Hayır endişelendirmez. Çünkü benim hissiyatım kirlenmemiş insanî duyarlılığın hissiyatıdır. Benim fikriyatım, Aristo mantığıyla bilimselleştirilmiş ve tanrı tabancası ve tanrı parçacıkları deneylerine kadar yaygınlaştırılmış paganizmin hakimiyetine karşı mücadelesini verdiğim tevhidi inancın fikriyatıdır.
Şairler babil kulelerinde yaşarlar gibi bir algı vardır. Fakat siz her gün bir şehirde insanlar arasındasınız. Mısralarınızın ilhamını doğrudan insan hikayelerinden mi alıyorsunuz?
Mü`min şairin kulesi olamaz. İnsanlardan kendisini soyutlayamaz. Kimseden üstünlüğü filan da yoktur. Bizim inancımızda üstünlüğün ölçüsü bellidir: Takva. Bunun dışındaki bütün üstünlük iddiaları veya vehimleri şeytanidir. Mü`min şair bu tuzağa düşmemeli. Aksi takdirde bir kuleye mahkum olur ve o kule ölüm sonrası zindanına dönüşebilir.
Mısralarımın ilham kaynağına gelince, bütün bir kâinat ve hayattır.
Çocukluk ve ilk gençlik yıllarınız hayli sıkıntılı geçmiş. Okulunuza en yakın okul 15 kilometre uzaklıktaymış. Boyacılık yapmış, üniversite döneminde fırınlarda ve inşaatlarda çalışmışsınız. O günler sonraki dönemlerde yazı hayatınızı, özellikle şiirlerinizi nasıl etkiledi sizce?
Büyük etkisi oldu o dönemlerin şiirime ve sanat çalışmalarıma. Kişiliğimin oluşumuna tesir etti ilk önce. Bakış açıma ve inancıma. Sabrı ve umudu öğretti, hayatın diğer yanlarını öğretti şükür. Kalbin en büyük makam olduğunu öğretti. Kalp kırmanın en büyük facia olduğunu. Şiirlerim işte bu iklimde şekillendi hep.
Şair dertli olmalı mı?
Yarası olmayanın şiiri olmaz.
Romanlarınızın da olmasından mülhem sormak isterim, şiir ile romanı iki ayrı imkan olarak düşündüğünüzde hangisi size daha yakın durur? Neden?
Şiir ile içiçeyim. Şiirle yoğruldum ben. Babam rahmetli iki divanı ezberden okurdu. Amcalarım da öyle. Yüzlerce şiir bilir ve okurlardı çocukluğumuzda, köy odasında. Şiir damarlarımda devaran edip durur bu nedenle. Roman ise bir yerlerde gizli bir hazine gibi ona varmamı bekler.
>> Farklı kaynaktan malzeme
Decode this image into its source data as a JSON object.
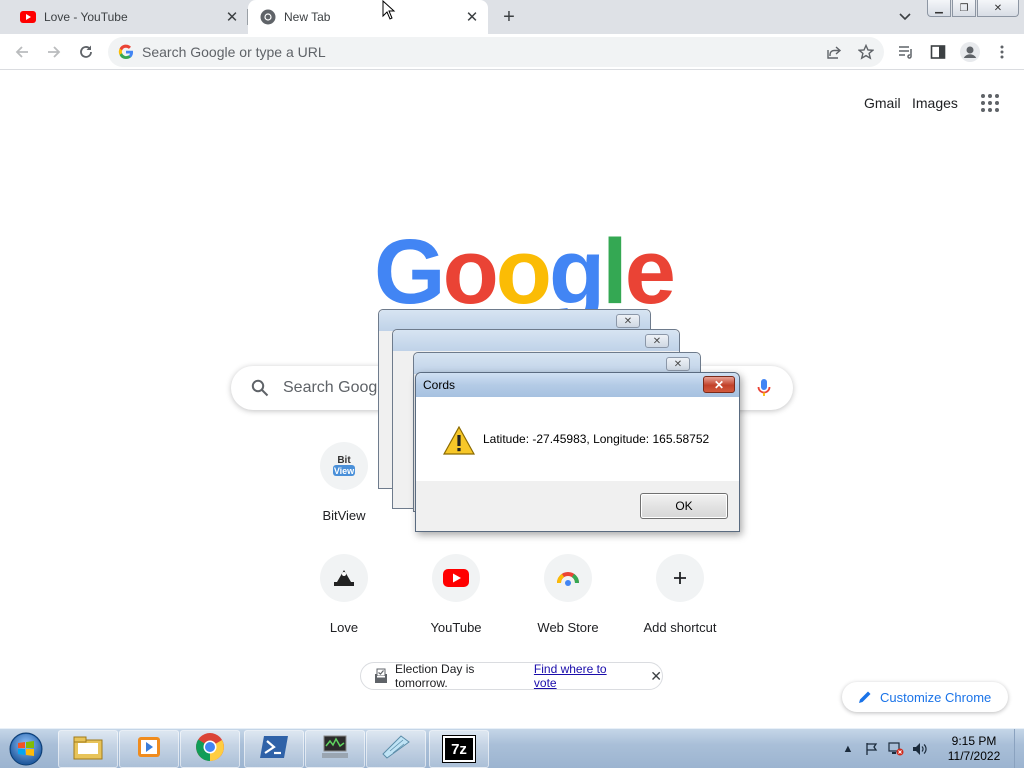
{
  "browser": {
    "tabs": [
      {
        "title": "Love - YouTube",
        "active": false,
        "icon": "youtube-icon"
      },
      {
        "title": "New Tab",
        "active": true,
        "icon": "chrome-icon"
      }
    ],
    "omnibox": {
      "placeholder": "Search Google or type a URL",
      "value": ""
    }
  },
  "ntp": {
    "header_links": {
      "gmail": "Gmail",
      "images": "Images"
    },
    "logo_letters": [
      "G",
      "o",
      "o",
      "g",
      "l",
      "e"
    ],
    "logo_colors": [
      "#4285f4",
      "#ea4335",
      "#fbbc05",
      "#4285f4",
      "#34a853",
      "#ea4335"
    ],
    "search": {
      "placeholder": "Search Google or type a URL"
    },
    "shortcuts": [
      {
        "label": "BitView",
        "icon": "bitview-icon"
      },
      {
        "label": "Love",
        "icon": "love-icon"
      },
      {
        "label": "YouTube",
        "icon": "youtube-icon"
      },
      {
        "label": "Web Store",
        "icon": "webstore-icon"
      },
      {
        "label": "Add shortcut",
        "icon": "plus-icon"
      }
    ],
    "notice": {
      "text": "Election Day is tomorrow.",
      "link": "Find where to vote"
    },
    "customize": {
      "label": "Customize Chrome"
    }
  },
  "dialog": {
    "title": "Cords",
    "message": "Latitude: -27.45983, Longitude: 165.58752",
    "ok_label": "OK",
    "stacked_windows": 3
  },
  "taskbar": {
    "items": [
      "windows-explorer-icon",
      "media-player-icon",
      "chrome-icon",
      "powershell-icon",
      "network-monitor-icon",
      "notepad-icon",
      "7zip-icon"
    ],
    "seven_zip_label": "7z",
    "clock": {
      "time": "9:15 PM",
      "date": "11/7/2022"
    }
  },
  "colors": {
    "tabstrip": "#dee1e6",
    "accent": "#1a73e8",
    "youtube_red": "#ff0000"
  }
}
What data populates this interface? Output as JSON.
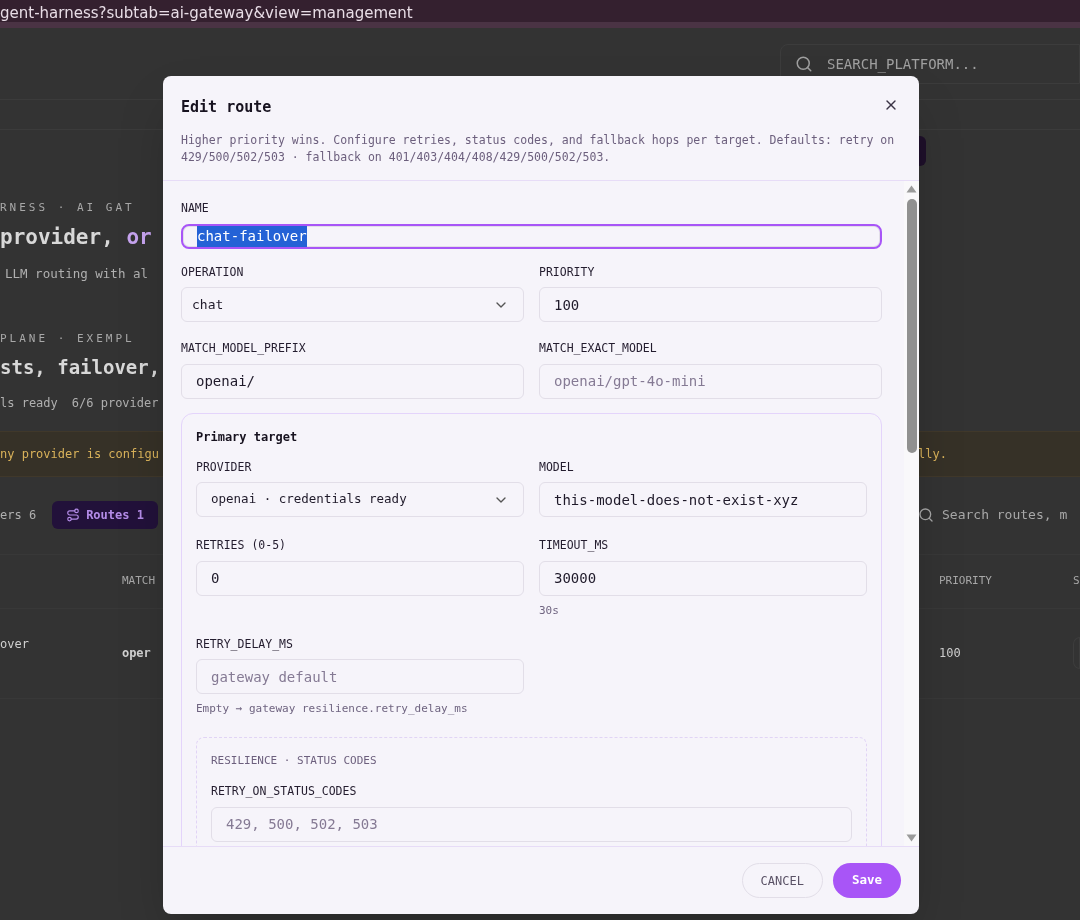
{
  "browser": {
    "address": "gent-harness?subtab=ai-gateway&view=management"
  },
  "background": {
    "search_placeholder": "SEARCH_PLATFORM...",
    "eyebrow_1": "RNESS · AI GAT",
    "heading_1": "provider, ",
    "heading_1_accent": "or",
    "subtitle": "LLM routing with al",
    "eyebrow_2": "PLANE · EXEMPL",
    "heading_2": "sts, failover,",
    "status_1": "ls ready",
    "status_2": "6/6 provider",
    "warning_left": "ny provider is configu",
    "warning_right": "lly.",
    "tabs": [
      {
        "label": "ers 6",
        "selected": false
      },
      {
        "label": "Routes 1",
        "selected": true
      }
    ],
    "table_search_placeholder": "Search routes, m",
    "columns": [
      "MATCH",
      "PRIORITY",
      "S"
    ],
    "row": {
      "name": "over",
      "match": "oper",
      "priority": "100"
    }
  },
  "dialog": {
    "title": "Edit route",
    "description": "Higher priority wins. Configure retries, status codes, and fallback hops per target. Defaults: retry on 429/500/502/503 · fallback on 401/403/404/408/429/500/502/503.",
    "name_field": {
      "label": "NAME",
      "value": "chat-failover",
      "focused": true,
      "text_selected": true
    },
    "field_rows": [
      [
        {
          "label": "OPERATION",
          "kind": "select",
          "value": "chat"
        },
        {
          "label": "PRIORITY",
          "kind": "input",
          "value": "100"
        }
      ],
      [
        {
          "label": "MATCH_MODEL_PREFIX",
          "kind": "input",
          "value": "openai/"
        },
        {
          "label": "MATCH_EXACT_MODEL",
          "kind": "input",
          "placeholder": "openai/gpt-4o-mini"
        }
      ]
    ],
    "primary_target": {
      "title": "Primary target",
      "field_rows": [
        [
          {
            "label": "PROVIDER",
            "kind": "select",
            "value": "openai · credentials ready"
          },
          {
            "label": "MODEL",
            "kind": "input",
            "value": "this-model-does-not-exist-xyz"
          }
        ],
        [
          {
            "label": "RETRIES (0-5)",
            "kind": "input",
            "value": "0"
          },
          {
            "label": "TIMEOUT_MS",
            "kind": "input",
            "value": "30000",
            "hint": "30s"
          }
        ],
        [
          {
            "label": "RETRY_DELAY_MS",
            "kind": "input",
            "placeholder": "gateway default",
            "hint": "Empty → gateway resilience.retry_delay_ms"
          }
        ]
      ],
      "resilience": {
        "title": "RESILIENCE · STATUS CODES",
        "fields": [
          {
            "label": "RETRY_ON_STATUS_CODES",
            "kind": "input",
            "placeholder": "429, 500, 502, 503"
          }
        ]
      }
    },
    "buttons": [
      {
        "label": "CANCEL",
        "kind": "secondary"
      },
      {
        "label": "Save",
        "kind": "primary"
      }
    ]
  }
}
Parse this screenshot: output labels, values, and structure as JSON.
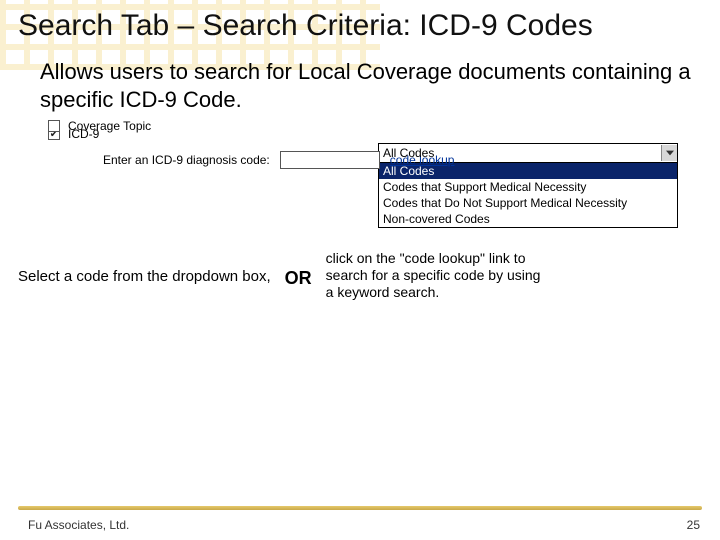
{
  "title": "Search Tab – Search Criteria: ICD-9 Codes",
  "intro": "Allows users to search for Local Coverage documents containing a specific ICD-9 Code.",
  "shot": {
    "icd9_label": "ICD-9",
    "enter_label": "Enter an ICD-9 diagnosis code:",
    "lookup_label": "code lookup",
    "coverage_label": "Coverage Topic",
    "dropdown_selected": "All Codes",
    "dropdown_items": {
      "0": "All Codes",
      "1": "Codes that Support Medical Necessity",
      "2": "Codes that Do Not Support Medical Necessity",
      "3": "Non-covered Codes"
    }
  },
  "callout_left": "Select a code from the dropdown box,",
  "or": "OR",
  "callout_right": "click on the \"code lookup\" link to search for a specific code by using a keyword search.",
  "footer_left": "Fu Associates, Ltd.",
  "footer_right": "25"
}
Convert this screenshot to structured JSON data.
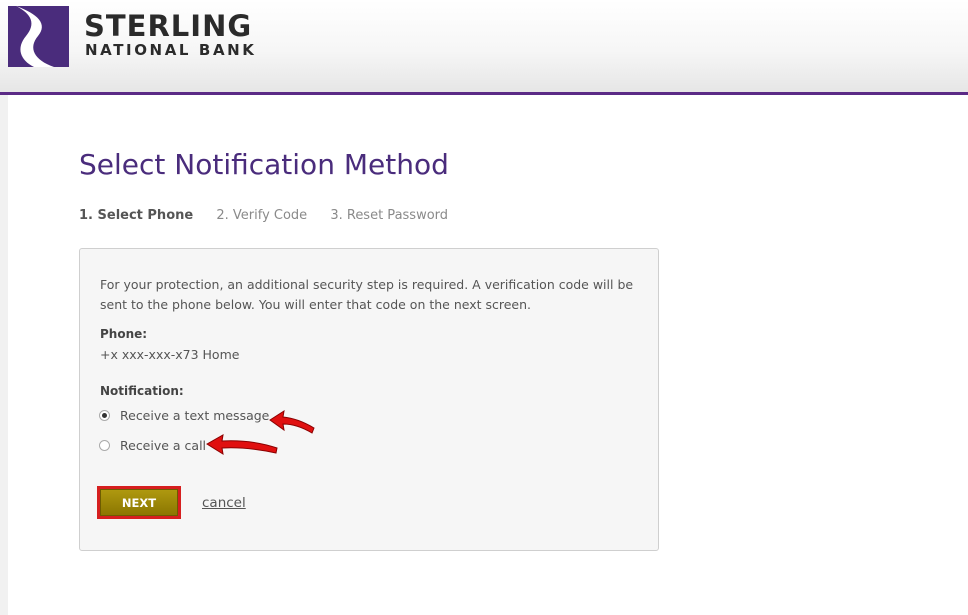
{
  "header": {
    "brand_name": "STERLING",
    "brand_sub": "NATIONAL BANK",
    "logo_color": "#4a2c7c",
    "accent_color": "#5b2a86"
  },
  "page": {
    "title": "Select Notification Method",
    "steps": [
      {
        "label": "1. Select Phone",
        "active": true
      },
      {
        "label": "2. Verify Code",
        "active": false
      },
      {
        "label": "3. Reset Password",
        "active": false
      }
    ]
  },
  "form": {
    "intro": "For your protection, an additional security step is required. A verification code will be sent to the phone below. You will enter that code on the next screen.",
    "phone_label": "Phone:",
    "phone_value": "+x xxx-xxx-x73 Home",
    "notification_label": "Notification:",
    "options": [
      {
        "label": "Receive a text message",
        "selected": true
      },
      {
        "label": "Receive a call",
        "selected": false
      }
    ],
    "next_label": "NEXT",
    "cancel_label": "cancel",
    "button_color": "#9c8600"
  },
  "annotations": {
    "arrow_color": "#e01010",
    "arrow_icon": "red-arrow-icon"
  }
}
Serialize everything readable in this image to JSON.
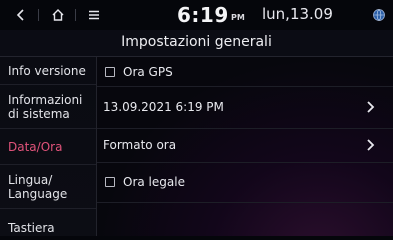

Varacağım inşallah.
Naat kıvamındaki “Yağmur” isimli şiirinizi çok ayrı bir yerde görüyor musunuz?
Elbette. Umarım ki ahirette bir hırka hediyesine sebep olsun Peygamberimin. Yoksa bu günahkarı Rabbimin affı, Efendimizin şefaatinden başka ne kurtarabilir ki!
Günümüzde çok iyi edebi eserlerin üretildiğini, çok sağlam şairlerin, hikayecilerin, romancıların yetiştiğini düşünüyor musunuz? Yoksa bir kuraklık döneminden mi geçiyoruz?
İyi durumda olduğumuzu söyleyemem. Her alanda olduğu gibi edebiyatta da başka kültürlerden öykünmek yerine bize dair bir dirilişin ve yeniden kendimize dönüşün olması şart diye düşünüyorum.
Şairanelikte ilerlemek isteyen genç okurlarımıza hangi pratik tavsiyelerde bulunmak istersiniz?
Eskiyi öğrenmeden yeni olamazlar. Yeniyi öğrenmeden eskiyi kıymetlendiremezler. Bunun üzerinde düşünsünler isterim.
Yeni eserlerinizi bekleyelim mi yakın zamanda?
“Siyah Gözlerine Beni de Götür” romanı geliyor yakında inşallah.